Pela editora Pasavento acaba de publicar O Poeta e a foca, no qual, com uma escrita saborosa e sedutora, narra como foi conseguir a primeira entrevista de Carlos Drummond de Andrade para a imprensa, no ano de 1977. Ler  O Poeta e a foca é, como bem disse poeta e editor Edson Cruz, “uma aula de jornalismo e de seus bastidores”.

Pode nos contar um pouco de sua história e da história de sua família? Meus pais eram filhos de imigrantes portugueses que aqui chegaram logo depois da 1ª guerra mundial, fugindo das péssimas condições de vida em seu país. Em busca de paz e progresso, aqui eles trabalharam duro. Meus avós maternos optaram pelo comércio e o mesmo fez minha mãe, quando se casou com meu pai, em 1949. Abriram um pequeno bazar e papelaria no Alto da Mooca, bairro tradicional paulistano, que foi inteiramente colonizado por imigrantes europeus. Tiveram três filhos, sendo eu a do meio.

Quando o encontro com o universo dos livros? Cresci dentro da loja (o BiluBilu), ajudando meus pais no balcão. Aproveitando o pé direito muito alto, meu pai construiu um mezanino ali para os filhos estudarem. Quando não havia movimento, eu brincava, bordava ou devaneava, inspirada pelos livros que pegava da estante, sobretudo os da Coleção Jabuti (quem é mais velho vai se lembrar daquelas capas verdes, listradas em bege). Foi assim que muito cedo tomei contato com José de Alencar, Machado de Assis, Monteiro Lobato, José Lins do Rego etc. e com eles aprendi a vivenciar outros mundos.

A quem se deveu a opção pelo jornalismo? Seu José, o meu pai, era um excelente prosador, o que fez daquele balcão um centro de debates. Ali discutia-se de tudo. Proativo, logo depois que eu nasci, ele lançou um jornalzinho que pudesse ser a voz dos mooquenses e essa publicação acabou se transformando no primeiro jornal de bairro de São Paulo.  Ou seja, fui criada dentro de uma loja que também editava um jornal. Isso me despertou para a escrita e a comunicação. Daí foi bastante natural optar pelo curso de jornalismo na faculdade.
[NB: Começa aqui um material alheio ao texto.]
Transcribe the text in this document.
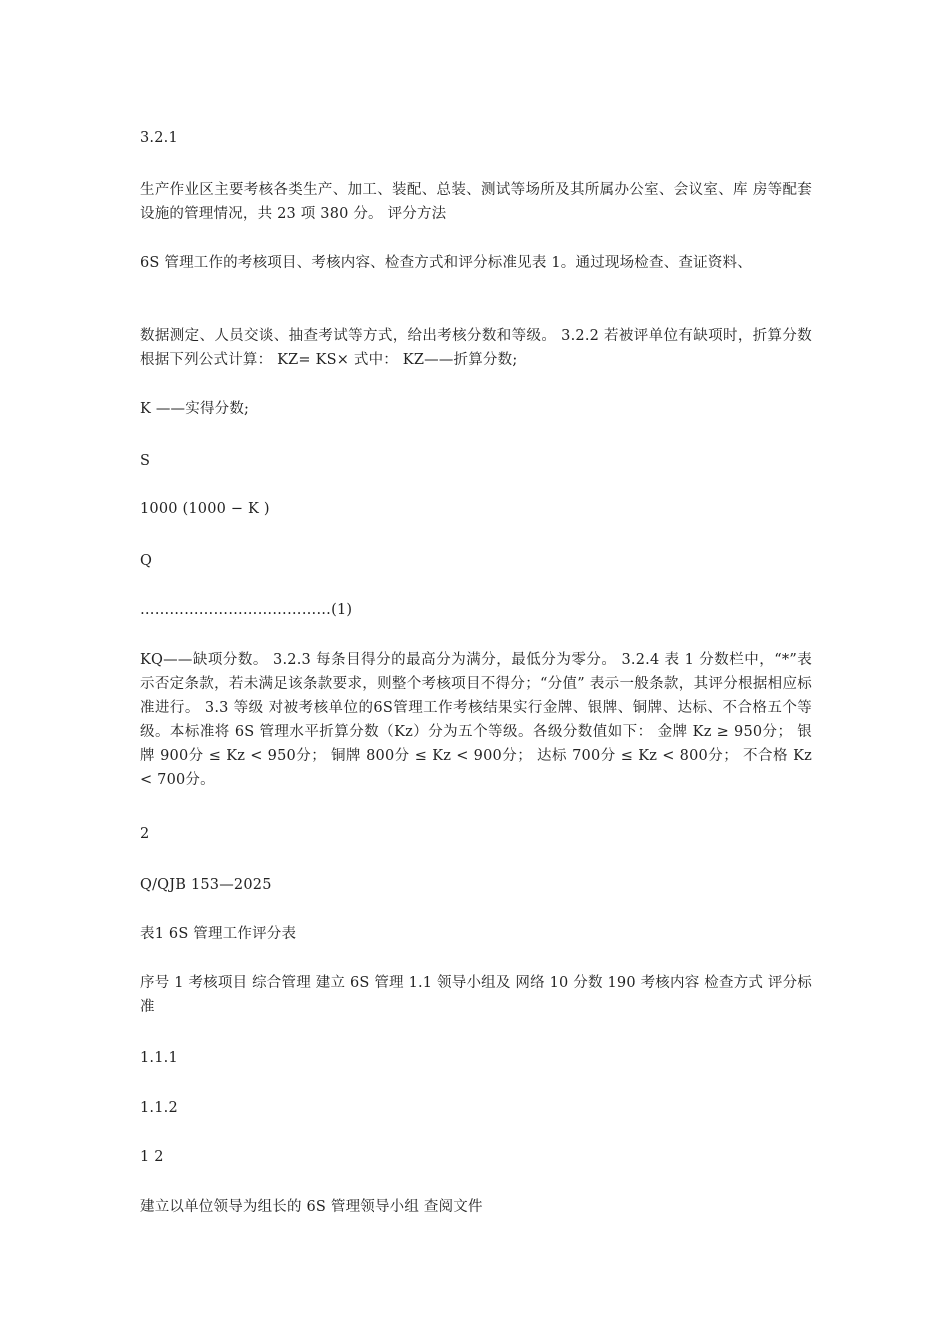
3.2.1

生产作业区主要考核各类生产、加工、装配、总装、测试等场所及其所属办公室、会议室、库 房等配套设施的管理情况，共 23 项 380 分。 评分方法

6S 管理工作的考核项目、考核内容、检查方式和评分标准见表 1。通过现场检查、查证资料、

数据测定、人员交谈、抽查考试等方式，给出考核分数和等级。 3.2.2 若被评单位有缺项时，折算分数根据下列公式计算： KZ= KS× 式中： KZ——折算分数;

K ——实得分数;

S

1000 (1000 − K )

Q

…………………………………(1)

KQ——缺项分数。 3.2.3 每条目得分的最高分为满分，最低分为零分。 3.2.4 表 1 分数栏中，“*”表示否定条款，若未满足该条款要求，则整个考核项目不得分；“分值” 表示一般条款，其评分根据相应标准进行。 3.3 等级 对被考核单位的6S管理工作考核结果实行金牌、银牌、铜牌、达标、不合格五个等级。本标准将 6S 管理水平折算分数（Kz）分为五个等级。各级分数值如下： 金牌 Kz ≥ 950分； 银牌 900分 ≤ Kz < 950分； 铜牌 800分 ≤ Kz < 900分； 达标 700分 ≤ Kz < 800分； 不合格 Kz < 700分。

2

Q/QJB 153—2025

表1 6S 管理工作评分表

序号 1 考核项目 综合管理 建立 6S 管理 1.1 领导小组及 网络 10 分数 190 考核内容 检查方式 评分标准

1.1.1

1.1.2

1 2

建立以单位领导为组长的 6S 管理领导小组 查阅文件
Como era o dia a dia das redações em meados dos anos 70, quando começou na imprensa? Nos anos 70 só havia em São Paulo duas faculdades de jornalismo: a Cásper Líbero e a ECA USP. Mas bem no ano em que fui prestar vestibular foi aberta mais uma, a Metodista, em São Bernardo do Campo, na grande São Paulo, que foi onde estudei.  E como o curso era novo e havia poucos professores com pós-graduação, tivemos como mestres grandes profissionais de imprensa, o que foi excelente, pois saímos da faculdade prontos a encarar qualquer redação. Naqueles tempos do jornalismo movido a lenha e paixão, muito antes do Google, não havia a pauta como acontece hoje, onde tudo chega ‘mastigado’ para o repórter. O jornalista tinha que ser versátil, ter amplo conhecimento de vários assuntos e dominar alguns idiomas para conseguir trabalhar e se sobressair.  Quando éramos escalados para cobrir algo, o chefe de reportagem nos dizia: “Ouvi dizer que está acontecendo algo naquele lugar. Vai lá e se vira!”.

A ideia de entrevistar Carlos Drummond de Andrade, por seus 75 anos, surgiu de que modo? Meu primeiro emprego na imprensa foi num jornal relativamente pequeno que era semanal e distribuído gratuitamente nas residências dos bairros mais nobres da capital, o Shopping News. Esse jornal publicava todo domingo as crônicas de Drummond, compradas da agência do Jornal do Brasil. Em outubro de 1977, quando Drummond estava para completar 75 anos, sabendo que ele nunca havia dado uma entrevista, o Shopping News resolver fazer uma matéria sobre o poeta e sorteou entre os repórteres aquele que iria ao Rio ‘conseguir o que pudesse’. E eu, recém saída do estágio e que era a com menos experiência ali, fui a sorteada.

Com pouco mais de 20 anos, tinha real noção da importância de Drummond na literatura brasileira? Aos 24 anos eu não tinha essa noção. Sabia apenas que ele era um grande poeta, um escritor importante e alguém que toda a vida fugiu da imprensa. Só isso.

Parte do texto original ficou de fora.